All good things must come to an end, and London’s brief June heatwave soon dissipated into the gloom and rain that traditionally loom over the city. Nevertheless, my flatmates and I continued our exploring. We kicked off the weekend with a damp but spirited walking tour around the Highgate neighborhood that our residence is nestled in, then warmed up with a pitstop to one of many local coffee shops. My flatmate Lauren and I branched off to check out the National Gallery in Trafalgar Square. Though the museum featured some stunning works by artists like Raphael, Rembrandt, and Rubens, I must confess that I remain partial to the Art Institute of Chicago (but the National Gallery does have the significant advantage of being free).

While Englishmen have a reputation for being quite reserved, nothing could be further from the truth if you catch them watching a football match in a pub. As part of the Euro 2020 tournament, England and Scotland faced off for a much anticipated Friday night showdown that ended in an anticlimactic zero/zero tie, which we witnessed the underdog Scots celebrate with an excessive amount of fervor in Leicester Square. Saturday brought a boat tour on the Thames and a day of wandering around the nautically-oriented Greenwich borough; Sunday was spent learning England’s bloody history at the Tower of London.

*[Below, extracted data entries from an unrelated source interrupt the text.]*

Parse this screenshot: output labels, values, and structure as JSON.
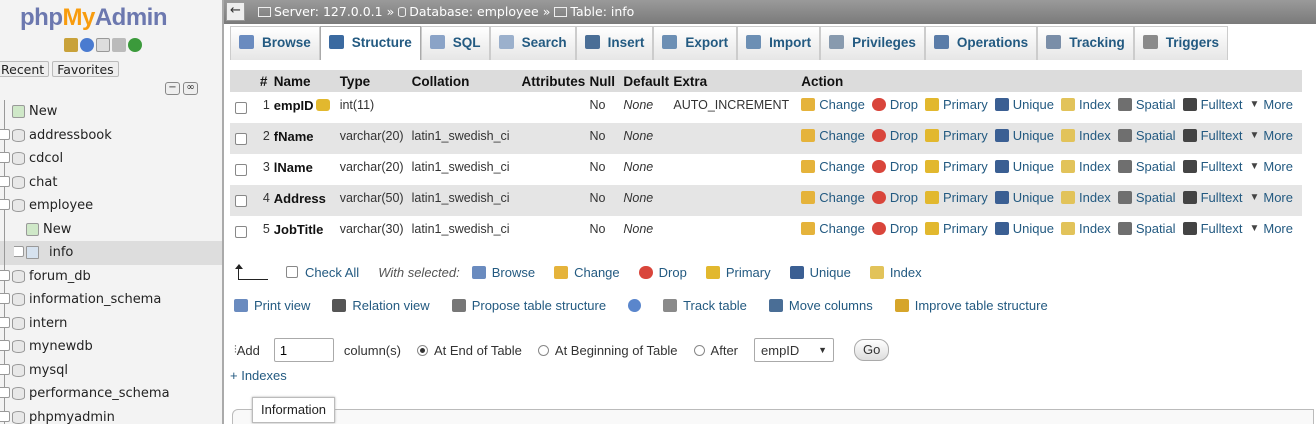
{
  "app": {
    "logo_php": "php",
    "logo_my": "My",
    "logo_admin": "Admin"
  },
  "nav": {
    "tabs": [
      "Recent",
      "Favorites"
    ],
    "tree": [
      {
        "label": "New",
        "type": "new"
      },
      {
        "label": "addressbook",
        "type": "db"
      },
      {
        "label": "cdcol",
        "type": "db"
      },
      {
        "label": "chat",
        "type": "db"
      },
      {
        "label": "employee",
        "type": "db-open"
      },
      {
        "label": "New",
        "type": "sub-new"
      },
      {
        "label": "info",
        "type": "sub-table",
        "selected": true
      },
      {
        "label": "forum_db",
        "type": "db"
      },
      {
        "label": "information_schema",
        "type": "db"
      },
      {
        "label": "intern",
        "type": "db"
      },
      {
        "label": "mynewdb",
        "type": "db"
      },
      {
        "label": "mysql",
        "type": "db"
      },
      {
        "label": "performance_schema",
        "type": "db"
      },
      {
        "label": "phpmyadmin",
        "type": "db"
      }
    ]
  },
  "breadcrumb": {
    "server": "Server: 127.0.0.1",
    "sep1": "»",
    "database": "Database: employee",
    "sep2": "»",
    "table": "Table: info"
  },
  "topmenu": [
    {
      "label": "Browse",
      "icon": "browse-icon",
      "color": "#6a8bbf"
    },
    {
      "label": "Structure",
      "icon": "structure-icon",
      "color": "#3b6aa0",
      "active": true
    },
    {
      "label": "SQL",
      "icon": "sql-icon",
      "color": "#8aa3c7"
    },
    {
      "label": "Search",
      "icon": "search-icon",
      "color": "#9bb0cc"
    },
    {
      "label": "Insert",
      "icon": "insert-icon",
      "color": "#4a6e96"
    },
    {
      "label": "Export",
      "icon": "export-icon",
      "color": "#6c8fb4"
    },
    {
      "label": "Import",
      "icon": "import-icon",
      "color": "#6c8fb4"
    },
    {
      "label": "Privileges",
      "icon": "privileges-icon",
      "color": "#889aae"
    },
    {
      "label": "Operations",
      "icon": "operations-icon",
      "color": "#5a7ca8"
    },
    {
      "label": "Tracking",
      "icon": "tracking-icon",
      "color": "#7a8ea8"
    },
    {
      "label": "Triggers",
      "icon": "triggers-icon",
      "color": "#8a8a8a"
    }
  ],
  "columns": {
    "num": "#",
    "name": "Name",
    "type": "Type",
    "collation": "Collation",
    "attributes": "Attributes",
    "null": "Null",
    "default": "Default",
    "extra": "Extra",
    "action": "Action"
  },
  "rows": [
    {
      "num": "1",
      "name": "empID",
      "primary": true,
      "type": "int(11)",
      "collation": "",
      "attributes": "",
      "null": "No",
      "default": "None",
      "extra": "AUTO_INCREMENT"
    },
    {
      "num": "2",
      "name": "fName",
      "primary": false,
      "type": "varchar(20)",
      "collation": "latin1_swedish_ci",
      "attributes": "",
      "null": "No",
      "default": "None",
      "extra": ""
    },
    {
      "num": "3",
      "name": "lName",
      "primary": false,
      "type": "varchar(20)",
      "collation": "latin1_swedish_ci",
      "attributes": "",
      "null": "No",
      "default": "None",
      "extra": ""
    },
    {
      "num": "4",
      "name": "Address",
      "primary": false,
      "type": "varchar(50)",
      "collation": "latin1_swedish_ci",
      "attributes": "",
      "null": "No",
      "default": "None",
      "extra": ""
    },
    {
      "num": "5",
      "name": "JobTitle",
      "primary": false,
      "type": "varchar(30)",
      "collation": "latin1_swedish_ci",
      "attributes": "",
      "null": "No",
      "default": "None",
      "extra": ""
    }
  ],
  "row_actions": [
    "Change",
    "Drop",
    "Primary",
    "Unique",
    "Index",
    "Spatial",
    "Fulltext",
    "More"
  ],
  "withselected": {
    "check_all": "Check All",
    "label": "With selected:",
    "actions": [
      "Browse",
      "Change",
      "Drop",
      "Primary",
      "Unique",
      "Index"
    ]
  },
  "tools": [
    "Print view",
    "Relation view",
    "Propose table structure",
    "Track table",
    "Move columns",
    "Improve table structure"
  ],
  "add": {
    "label": "Add",
    "value": "1",
    "unit": "column(s)",
    "opt_end": "At End of Table",
    "opt_begin": "At Beginning of Table",
    "opt_after": "After",
    "after_value": "empID",
    "go": "Go"
  },
  "indexes_link": "+ Indexes",
  "info_tab": "Information"
}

In regards to food, this week we tried snack aisle favorites Jaffa Cakes and Hobnobs. I found the Jaffa Cake to be a sleeper hit (although a few of my flatmates would beg to differ), but both biscuits failed to usurp the chocolate digestives as number one. After being released from quarantine, I beelined to Nando’s to try their iconic Peri-Peri chicken and chips. Although I’ve visited a couple of Nando’s in the U.S., I cannot stress enough how superior the authentic British Nando’s is! A brave flatmate bought a Scotch egg at the Greenwich Market, but this traditional English dish lived up to the U.K.’s reputation for serving bland food, in my opinion. However, the English score another win with their absolutely delicious colicci soft ice cream—blows American soft serve out of the water!

As you can see, my flatmates and I did our best to capitalize on our post-quarantine freedom. That being said, we are slowly starting to realize the difference between traveling for vacation and traveling for study abroad. Study abroad is a marathon, not a sprint, and comes with responsibilities like writing essays, keeping up with laundry, and maintaining a budget. Personally, I am starting to feel the effects of potentially trying to do too much at once, so as the initial excitement wears off, it’ll be nice to settle into a more sustainable pace. For example, our flat held a potluck dinner on Sunday night to give us all a chance to reset with a homecooked meal and a much needed night in!